Functionality removal

 

sendmail

Configuration change

sendmail uses uncompressed IPv6 addresses by default, which permits a zero subnet to have a more specific match. Configuration data must use the same format, so make sure patterns such as IPv6:[0-9a-fA-F:]*:: and IPv6:: are updated before using 8.15.

spamassasin

Command line option removal

Removed --ssl-version in spamd.

spamassasin

Command line option change

In spamc, the command line option -S/--ssl can no longer be used to specify SSL/TLS version. The option can now only be used without an argument to enable TLS.

spamassasin

Change in supported SSL versions

In spamc and spamd, SSLv3 is no longer supported.

spamassasin

Functionality removal

sa-update no longer supports SHA1 validation of filtering rules, and uses SHA256/SHA512 validation instead.

vim

Default settings change

Vim runs default.vim script, if no ~/.vimrc file is available.

vim

Default settings change

Vim now supports bracketed paste from terminal.
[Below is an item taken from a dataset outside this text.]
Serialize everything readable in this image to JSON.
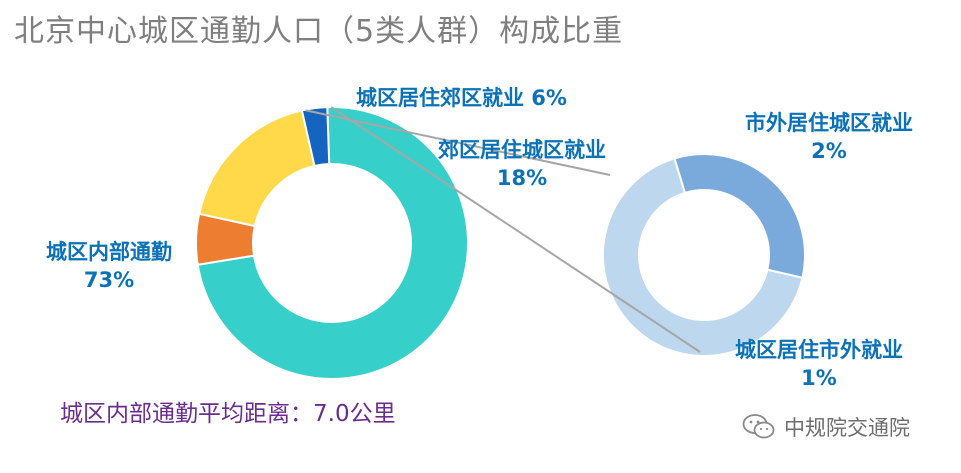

Include 'set t_BE=' in vimrc for the previous behavior.

vsftpd

Default configuration change

anonymous_enable disabled

vsftpd

Default configuration change

strict_ssl_read_eof now defaults to YES

vsftpd

Functionality removal

tcp_wrappers no longer supported

vsftpd

Default configuration change

TLSv1 and TLSv1.1 are disabled by default

wireshark

Python bindings removal

Dissectors can no longer be written in Python, use C instead.

wireshark

Option removal

-C suboption for -N option for asynchronous DNS name resolution removed

wireshark

Ouput change

With the -H option, the output no longer shows SHA1, RIPEMD160 and MD5 hashes. It now shows SHA256, RIPEMD160 and SHA1 hashes.